Nonalcoholic fatty liver disease (NAFLD) represents a spectrum of disease ranging from simple steatosis to more severe forms of liver injury including nonalcoholic steatohepatitis (NASH), fibrosis, and hepatocellular carcinoma (HCC). In humans, only 20–40% of patients with fatty liver progress to NASH, and mice fed a high-fed diet (HFD) develop fatty liver but are resistant to NASH development. To understand how simple steatosis progresses to NASH, we examined hepatic expression of anti-inflammatory microRNA-223 (miR-223) and found that this miRNA was highly elevated in hepatocytes in HFD-fed mice and in human NASH samples.

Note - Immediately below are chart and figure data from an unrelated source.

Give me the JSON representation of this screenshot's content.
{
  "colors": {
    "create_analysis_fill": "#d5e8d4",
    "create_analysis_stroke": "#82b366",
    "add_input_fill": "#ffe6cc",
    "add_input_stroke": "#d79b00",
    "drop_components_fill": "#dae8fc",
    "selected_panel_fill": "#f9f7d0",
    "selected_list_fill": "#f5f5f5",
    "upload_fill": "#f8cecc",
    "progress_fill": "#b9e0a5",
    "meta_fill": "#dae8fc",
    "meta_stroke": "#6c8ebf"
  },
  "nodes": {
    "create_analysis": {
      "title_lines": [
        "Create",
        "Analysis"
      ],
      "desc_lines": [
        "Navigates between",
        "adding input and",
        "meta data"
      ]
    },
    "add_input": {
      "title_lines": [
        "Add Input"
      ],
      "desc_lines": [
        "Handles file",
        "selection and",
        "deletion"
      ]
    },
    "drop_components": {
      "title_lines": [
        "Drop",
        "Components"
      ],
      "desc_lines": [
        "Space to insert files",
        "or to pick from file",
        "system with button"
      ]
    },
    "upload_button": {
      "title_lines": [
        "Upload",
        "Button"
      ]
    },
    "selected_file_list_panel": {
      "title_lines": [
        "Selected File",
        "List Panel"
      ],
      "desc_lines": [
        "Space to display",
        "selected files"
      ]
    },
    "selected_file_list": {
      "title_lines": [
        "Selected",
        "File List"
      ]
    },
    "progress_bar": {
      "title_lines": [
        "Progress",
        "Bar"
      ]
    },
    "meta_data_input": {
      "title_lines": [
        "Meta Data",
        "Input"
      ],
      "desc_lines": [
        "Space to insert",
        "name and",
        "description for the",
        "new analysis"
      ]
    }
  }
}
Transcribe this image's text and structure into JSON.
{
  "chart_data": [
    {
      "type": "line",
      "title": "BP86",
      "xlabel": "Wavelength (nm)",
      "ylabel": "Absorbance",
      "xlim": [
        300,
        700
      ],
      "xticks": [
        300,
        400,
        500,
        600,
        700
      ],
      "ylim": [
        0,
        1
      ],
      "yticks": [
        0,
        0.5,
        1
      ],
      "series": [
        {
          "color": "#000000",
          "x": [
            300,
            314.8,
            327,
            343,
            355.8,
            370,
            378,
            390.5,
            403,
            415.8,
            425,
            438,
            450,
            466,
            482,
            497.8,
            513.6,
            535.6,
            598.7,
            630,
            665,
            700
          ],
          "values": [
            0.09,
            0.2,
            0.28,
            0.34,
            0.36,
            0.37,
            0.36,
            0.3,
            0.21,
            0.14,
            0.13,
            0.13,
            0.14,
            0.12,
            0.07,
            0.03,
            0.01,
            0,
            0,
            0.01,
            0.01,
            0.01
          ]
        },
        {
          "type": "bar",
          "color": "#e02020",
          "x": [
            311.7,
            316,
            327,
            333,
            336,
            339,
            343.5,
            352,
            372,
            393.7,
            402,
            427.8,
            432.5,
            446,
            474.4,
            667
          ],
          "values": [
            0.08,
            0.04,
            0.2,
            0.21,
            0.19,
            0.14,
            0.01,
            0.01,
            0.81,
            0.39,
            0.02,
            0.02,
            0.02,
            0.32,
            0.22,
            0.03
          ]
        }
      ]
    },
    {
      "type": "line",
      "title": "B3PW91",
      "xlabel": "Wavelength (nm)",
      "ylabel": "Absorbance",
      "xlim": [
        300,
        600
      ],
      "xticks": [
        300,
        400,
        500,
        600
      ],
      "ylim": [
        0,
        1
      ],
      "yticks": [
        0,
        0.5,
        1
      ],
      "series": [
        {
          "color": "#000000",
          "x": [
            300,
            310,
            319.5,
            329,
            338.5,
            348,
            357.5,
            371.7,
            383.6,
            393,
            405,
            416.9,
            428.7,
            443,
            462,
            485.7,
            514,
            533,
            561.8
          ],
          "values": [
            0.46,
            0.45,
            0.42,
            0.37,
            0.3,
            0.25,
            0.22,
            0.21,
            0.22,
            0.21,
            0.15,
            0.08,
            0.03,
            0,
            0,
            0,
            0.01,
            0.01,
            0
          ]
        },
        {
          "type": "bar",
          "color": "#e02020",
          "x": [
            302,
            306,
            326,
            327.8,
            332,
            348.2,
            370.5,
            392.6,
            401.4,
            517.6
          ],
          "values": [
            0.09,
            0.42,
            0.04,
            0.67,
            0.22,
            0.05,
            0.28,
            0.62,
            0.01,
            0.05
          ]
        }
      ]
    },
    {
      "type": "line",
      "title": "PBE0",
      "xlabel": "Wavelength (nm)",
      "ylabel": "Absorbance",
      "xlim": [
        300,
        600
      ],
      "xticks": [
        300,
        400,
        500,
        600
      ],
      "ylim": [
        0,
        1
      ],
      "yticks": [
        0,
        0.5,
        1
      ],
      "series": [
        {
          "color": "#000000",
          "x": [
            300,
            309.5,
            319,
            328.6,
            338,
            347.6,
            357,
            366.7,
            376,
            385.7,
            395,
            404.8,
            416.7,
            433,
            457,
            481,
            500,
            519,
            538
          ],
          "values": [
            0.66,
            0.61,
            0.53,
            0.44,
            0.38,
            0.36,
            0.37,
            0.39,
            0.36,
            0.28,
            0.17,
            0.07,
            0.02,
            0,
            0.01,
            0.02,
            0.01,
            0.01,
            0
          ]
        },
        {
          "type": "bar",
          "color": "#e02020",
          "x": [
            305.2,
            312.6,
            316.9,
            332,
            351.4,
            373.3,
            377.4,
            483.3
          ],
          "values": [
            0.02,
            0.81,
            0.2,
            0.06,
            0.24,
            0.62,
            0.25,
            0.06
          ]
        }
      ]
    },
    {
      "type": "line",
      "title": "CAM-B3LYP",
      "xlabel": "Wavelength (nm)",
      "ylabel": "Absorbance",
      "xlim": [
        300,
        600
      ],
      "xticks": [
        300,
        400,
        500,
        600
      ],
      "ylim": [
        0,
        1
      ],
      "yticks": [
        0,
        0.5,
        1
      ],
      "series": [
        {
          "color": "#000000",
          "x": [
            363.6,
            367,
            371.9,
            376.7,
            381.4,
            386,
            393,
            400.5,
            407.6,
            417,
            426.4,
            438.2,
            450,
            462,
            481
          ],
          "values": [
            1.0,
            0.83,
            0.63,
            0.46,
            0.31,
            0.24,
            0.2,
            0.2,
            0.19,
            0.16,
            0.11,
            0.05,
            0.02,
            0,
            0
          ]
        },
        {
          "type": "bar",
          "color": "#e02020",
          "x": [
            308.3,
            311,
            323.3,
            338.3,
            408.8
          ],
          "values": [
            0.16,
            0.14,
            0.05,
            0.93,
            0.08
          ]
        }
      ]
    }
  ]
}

Genetic deletion of the miR-223 induced a full spectrum of NAFLD in long-term HFD-fed mice including steatosis, inflammation, fibrosis and HCC. Furthermore, microarray analyses revealed that compared to wild-type mice, HFD-fed miR-223 knockout (miR-223KO) mice had greater hepatic expression of many inflammatory genes and cancer-related genes, including (C-X-C motif) chemokine 10 ( Cxcl10 ) and transcriptional co-activator with PDZ-binding motif ( Taz) , two well-known factors to promote NASH development. In vitro experiments demonstrated that Cxcl10 and Taz are two downstream targets of miR-223 and overexpression of miR-223 reduced their expression in cultured hepatocytes. Hepatic levels of miR-223, CXCL10 and TAZ mRNA were elevated in human NASH samples, which positively correlated with hepatic levels of several miR-223 targeted genes as well as several pro-inflammatory, cancer-related and fibrogenic genes. Conclusion , HFD-fed miR-223KO mice develop a full spectrum of NAFLD, representing a clinically relevant mouse NAFLD model. MiR-223 plays a key role in controlling steatosis-to-NASH progression by inhibiting hepatic Cxcl10 and Taz expression. MiR-223 may be a novel therapeutic target for the treatment of NASH.